De acordo com Pêcheux (1999), esse jogo de força funciona tanto para integrar, confortar e até mesmo dissolver, quanto para desregular e provocar perturbações. Desse modo, a partir do que nos ensina Pêcheux, compreendemos que se de um lado temos a “boa forma”, aquela que estabiliza e regulariza, de outro lado temos a má forma17 que justamente movimenta-se pela desestabilização e que

desregula e perturba o bom funcionamento da língua. Trata-se de relações, ou podemos dizer de (co)relações que se complementam, não podemos as considerar como excludentes em uma perspectiva discursiva, porém aos olhos do sujeito- gramático, essa má forma, esse “diferente” não poderia (co)existir no mesmo espaço que a “boa forma”. Como é um jogo de força que se dá pela (co)relação e (co)existência em um espaço, entendemos que, dessa perspectiva, há a possibilidade de uma má forma e, também, há a possibilidade de uma má escolha.

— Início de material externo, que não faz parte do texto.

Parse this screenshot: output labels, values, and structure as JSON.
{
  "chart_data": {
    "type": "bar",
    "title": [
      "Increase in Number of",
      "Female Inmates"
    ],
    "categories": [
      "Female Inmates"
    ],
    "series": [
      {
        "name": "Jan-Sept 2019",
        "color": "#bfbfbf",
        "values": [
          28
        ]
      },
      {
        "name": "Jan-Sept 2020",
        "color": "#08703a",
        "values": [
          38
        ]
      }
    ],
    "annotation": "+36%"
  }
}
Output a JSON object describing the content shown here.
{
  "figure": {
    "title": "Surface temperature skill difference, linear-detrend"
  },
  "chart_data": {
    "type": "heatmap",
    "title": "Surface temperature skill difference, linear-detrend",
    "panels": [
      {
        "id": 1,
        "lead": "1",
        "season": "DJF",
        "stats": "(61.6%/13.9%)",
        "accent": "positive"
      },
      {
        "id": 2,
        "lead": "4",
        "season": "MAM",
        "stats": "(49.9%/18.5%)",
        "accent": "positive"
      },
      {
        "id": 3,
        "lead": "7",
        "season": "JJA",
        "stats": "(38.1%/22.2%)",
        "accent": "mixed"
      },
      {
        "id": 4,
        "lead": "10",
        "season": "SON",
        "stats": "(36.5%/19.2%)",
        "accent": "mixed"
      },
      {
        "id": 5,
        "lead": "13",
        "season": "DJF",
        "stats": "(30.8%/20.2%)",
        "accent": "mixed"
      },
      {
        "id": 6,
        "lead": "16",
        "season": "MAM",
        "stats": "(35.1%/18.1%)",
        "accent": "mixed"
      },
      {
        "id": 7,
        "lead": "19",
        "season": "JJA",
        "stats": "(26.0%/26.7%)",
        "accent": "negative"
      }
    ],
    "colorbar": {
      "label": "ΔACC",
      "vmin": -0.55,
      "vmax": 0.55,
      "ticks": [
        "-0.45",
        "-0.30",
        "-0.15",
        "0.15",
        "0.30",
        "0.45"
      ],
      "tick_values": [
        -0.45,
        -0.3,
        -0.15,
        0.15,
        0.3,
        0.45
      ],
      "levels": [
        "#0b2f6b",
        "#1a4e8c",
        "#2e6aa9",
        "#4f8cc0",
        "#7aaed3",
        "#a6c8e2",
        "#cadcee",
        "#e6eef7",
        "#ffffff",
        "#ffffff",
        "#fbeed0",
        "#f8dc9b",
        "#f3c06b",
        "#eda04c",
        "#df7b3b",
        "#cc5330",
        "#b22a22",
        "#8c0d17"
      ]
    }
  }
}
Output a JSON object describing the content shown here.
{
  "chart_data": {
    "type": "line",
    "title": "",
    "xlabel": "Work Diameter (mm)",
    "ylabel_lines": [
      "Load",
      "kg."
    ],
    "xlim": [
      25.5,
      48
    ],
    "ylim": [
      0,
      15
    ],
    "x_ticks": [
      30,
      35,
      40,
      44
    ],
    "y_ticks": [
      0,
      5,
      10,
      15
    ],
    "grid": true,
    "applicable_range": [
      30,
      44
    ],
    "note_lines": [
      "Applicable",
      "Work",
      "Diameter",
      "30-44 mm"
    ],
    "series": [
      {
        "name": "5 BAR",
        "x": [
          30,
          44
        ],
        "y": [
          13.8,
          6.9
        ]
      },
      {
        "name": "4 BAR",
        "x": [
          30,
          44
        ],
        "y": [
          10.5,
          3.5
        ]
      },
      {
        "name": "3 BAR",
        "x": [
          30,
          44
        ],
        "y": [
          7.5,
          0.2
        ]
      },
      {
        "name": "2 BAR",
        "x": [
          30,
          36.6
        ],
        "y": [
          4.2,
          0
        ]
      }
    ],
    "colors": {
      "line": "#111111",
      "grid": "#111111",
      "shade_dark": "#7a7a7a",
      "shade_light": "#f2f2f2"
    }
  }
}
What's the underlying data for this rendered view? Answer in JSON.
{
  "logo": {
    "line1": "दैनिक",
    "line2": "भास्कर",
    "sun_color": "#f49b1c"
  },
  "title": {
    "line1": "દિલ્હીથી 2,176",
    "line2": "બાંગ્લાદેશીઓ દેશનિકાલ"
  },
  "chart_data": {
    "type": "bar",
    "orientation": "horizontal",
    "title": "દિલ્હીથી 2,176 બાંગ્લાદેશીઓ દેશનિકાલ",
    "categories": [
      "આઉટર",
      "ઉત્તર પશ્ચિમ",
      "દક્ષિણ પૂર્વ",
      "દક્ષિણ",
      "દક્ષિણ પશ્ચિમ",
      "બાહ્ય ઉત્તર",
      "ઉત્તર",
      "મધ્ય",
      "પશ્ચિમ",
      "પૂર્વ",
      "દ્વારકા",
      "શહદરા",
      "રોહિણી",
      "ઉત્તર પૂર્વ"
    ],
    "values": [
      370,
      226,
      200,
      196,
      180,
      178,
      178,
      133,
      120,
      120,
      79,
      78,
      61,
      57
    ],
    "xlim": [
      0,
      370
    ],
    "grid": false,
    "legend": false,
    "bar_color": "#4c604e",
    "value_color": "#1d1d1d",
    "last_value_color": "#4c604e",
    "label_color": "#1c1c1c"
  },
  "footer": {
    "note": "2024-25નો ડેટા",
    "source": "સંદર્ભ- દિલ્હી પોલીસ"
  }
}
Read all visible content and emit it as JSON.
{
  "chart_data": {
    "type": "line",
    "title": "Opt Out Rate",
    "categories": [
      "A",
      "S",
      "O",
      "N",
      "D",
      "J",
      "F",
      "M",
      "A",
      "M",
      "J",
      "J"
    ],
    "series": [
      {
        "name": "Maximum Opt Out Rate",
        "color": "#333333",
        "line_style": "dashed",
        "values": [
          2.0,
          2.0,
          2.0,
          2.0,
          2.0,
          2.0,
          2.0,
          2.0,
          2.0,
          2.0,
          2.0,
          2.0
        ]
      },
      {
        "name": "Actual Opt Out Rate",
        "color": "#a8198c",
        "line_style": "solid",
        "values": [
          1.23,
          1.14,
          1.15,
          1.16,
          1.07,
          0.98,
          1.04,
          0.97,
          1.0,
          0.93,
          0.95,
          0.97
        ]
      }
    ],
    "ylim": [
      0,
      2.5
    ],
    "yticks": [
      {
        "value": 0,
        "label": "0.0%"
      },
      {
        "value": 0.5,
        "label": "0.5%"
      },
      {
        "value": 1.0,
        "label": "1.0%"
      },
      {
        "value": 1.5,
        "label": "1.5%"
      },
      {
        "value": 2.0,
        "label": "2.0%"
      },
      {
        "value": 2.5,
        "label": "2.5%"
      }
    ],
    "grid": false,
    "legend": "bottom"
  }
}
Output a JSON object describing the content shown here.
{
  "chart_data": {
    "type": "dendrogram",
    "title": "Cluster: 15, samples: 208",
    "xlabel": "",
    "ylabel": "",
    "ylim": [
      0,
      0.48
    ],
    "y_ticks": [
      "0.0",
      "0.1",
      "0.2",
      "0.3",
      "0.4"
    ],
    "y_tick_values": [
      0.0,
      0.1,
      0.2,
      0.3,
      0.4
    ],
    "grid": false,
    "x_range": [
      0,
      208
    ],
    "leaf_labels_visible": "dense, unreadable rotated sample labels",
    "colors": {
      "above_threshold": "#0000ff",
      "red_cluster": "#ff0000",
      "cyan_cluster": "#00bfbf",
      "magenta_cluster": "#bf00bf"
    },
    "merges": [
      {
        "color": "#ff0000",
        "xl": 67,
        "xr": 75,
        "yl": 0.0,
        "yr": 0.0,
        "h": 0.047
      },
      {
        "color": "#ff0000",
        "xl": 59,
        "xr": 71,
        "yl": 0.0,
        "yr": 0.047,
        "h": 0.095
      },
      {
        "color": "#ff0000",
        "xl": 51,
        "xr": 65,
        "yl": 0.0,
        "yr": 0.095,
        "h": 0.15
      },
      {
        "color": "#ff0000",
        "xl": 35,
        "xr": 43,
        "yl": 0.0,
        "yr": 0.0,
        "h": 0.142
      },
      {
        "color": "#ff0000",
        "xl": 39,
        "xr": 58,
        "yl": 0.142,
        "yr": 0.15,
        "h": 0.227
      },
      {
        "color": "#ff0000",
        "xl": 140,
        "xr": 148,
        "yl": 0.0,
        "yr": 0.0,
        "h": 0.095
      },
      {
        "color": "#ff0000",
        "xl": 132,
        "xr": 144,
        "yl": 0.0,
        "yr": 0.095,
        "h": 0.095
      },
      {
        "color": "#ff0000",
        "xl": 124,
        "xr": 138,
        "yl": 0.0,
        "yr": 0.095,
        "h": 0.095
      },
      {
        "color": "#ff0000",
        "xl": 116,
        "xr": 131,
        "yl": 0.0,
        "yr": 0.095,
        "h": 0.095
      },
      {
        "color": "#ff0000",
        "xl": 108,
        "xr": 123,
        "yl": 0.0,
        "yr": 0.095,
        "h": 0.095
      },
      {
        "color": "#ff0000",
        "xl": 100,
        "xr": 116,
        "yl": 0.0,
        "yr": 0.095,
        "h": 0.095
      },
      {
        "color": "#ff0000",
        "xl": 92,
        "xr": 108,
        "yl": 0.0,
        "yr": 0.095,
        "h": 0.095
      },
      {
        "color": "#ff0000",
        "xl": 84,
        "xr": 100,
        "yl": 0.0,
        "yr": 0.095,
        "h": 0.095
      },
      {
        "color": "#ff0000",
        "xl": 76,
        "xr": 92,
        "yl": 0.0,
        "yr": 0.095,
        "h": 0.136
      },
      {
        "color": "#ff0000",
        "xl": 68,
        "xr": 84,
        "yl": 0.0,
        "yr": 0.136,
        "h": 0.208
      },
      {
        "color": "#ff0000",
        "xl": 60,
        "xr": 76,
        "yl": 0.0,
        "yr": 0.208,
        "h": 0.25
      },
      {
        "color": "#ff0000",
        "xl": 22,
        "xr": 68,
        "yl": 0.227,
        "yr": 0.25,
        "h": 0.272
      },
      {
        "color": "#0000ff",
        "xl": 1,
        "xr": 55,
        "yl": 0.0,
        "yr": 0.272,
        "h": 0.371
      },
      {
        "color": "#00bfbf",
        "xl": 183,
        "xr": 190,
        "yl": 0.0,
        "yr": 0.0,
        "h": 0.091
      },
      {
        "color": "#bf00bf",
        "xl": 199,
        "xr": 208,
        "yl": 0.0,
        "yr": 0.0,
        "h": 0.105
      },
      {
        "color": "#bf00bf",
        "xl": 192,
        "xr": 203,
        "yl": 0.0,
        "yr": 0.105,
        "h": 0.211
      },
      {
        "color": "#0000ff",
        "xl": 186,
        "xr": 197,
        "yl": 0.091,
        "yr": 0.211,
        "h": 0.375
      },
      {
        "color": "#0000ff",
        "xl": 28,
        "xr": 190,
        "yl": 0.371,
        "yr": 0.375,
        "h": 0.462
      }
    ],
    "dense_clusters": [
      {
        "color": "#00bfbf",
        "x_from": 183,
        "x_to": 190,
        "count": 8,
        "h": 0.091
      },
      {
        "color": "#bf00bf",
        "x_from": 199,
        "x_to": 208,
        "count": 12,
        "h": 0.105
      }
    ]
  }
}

A perturbação apontada por Rocha Lima é da ordem de uma desregulação, é da ordem do “diferente”. Assim, pensar a questão da “perturbação”, neste trabalho, permite-nos, também, estabelecer relações com as noções de normal, normatividade

e anormal18, uma vez que entendemos que o que perturba é aquilo que escapa à ordem da normalidade prescrita na Gramática Normativa da Língua Portuguesa, que se constitui como um instrumento linguístico de grande relevância para a história da produção do conhecimento linguístico da língua portuguesa no e do Brasil.

Rocha Lima e Pêcheux argumentam, cada um, de um lugar sobre o que perturba a/na língua e propomo-nos a falar de um terceiro lugar, interessamo-nos em analisar como, na produção do saber sobre a língua, como a significação é tratada no instrumento linguístico gramática. Trata-se de uma tomada de posição sujeito- pesquisadora. Entendemos que a posição de pesquisadora é parte do caminho trilhado (querendo ou não). Tal posição se enlaça com a de professora, que toma a língua como objeto de trabalho e com a de falante que é tomada pela língua.

Para o desenvolvimento deste trabalho percorremos diversos caminhos para do arquivo delimitar um corpus com os recortes e sequências discursivas que dão corpo ao trabalho. O corpus é constituído por recortes das 1ª (1957), 7ª (1962)19, 15ª (1972) e 31ª (1991) edições buscando compreender os efeitos de sentido que as regularidades analisadas produzem. Nesta parte, apresentamos a análise do Recorte Discursivo I (RDI) - Do sujeito à função-autor, na qual voltamos nosso olhar para a historicização da produção gramatical, situando o trabalho de Rocha Lima em relação ao seu tempo, mas também na relação com o horizonte de retrospecção e de projeção, nos termos de Auroux (2008). Em nosso movimento de análise dos recortes, mobilizamos em nosso Dispositivo Teórico (DT) noções pulsantes da AD, as quais pretendemos apresentar na medida em que se fizerem necessárias ao gesto de interpretação nesta escritura.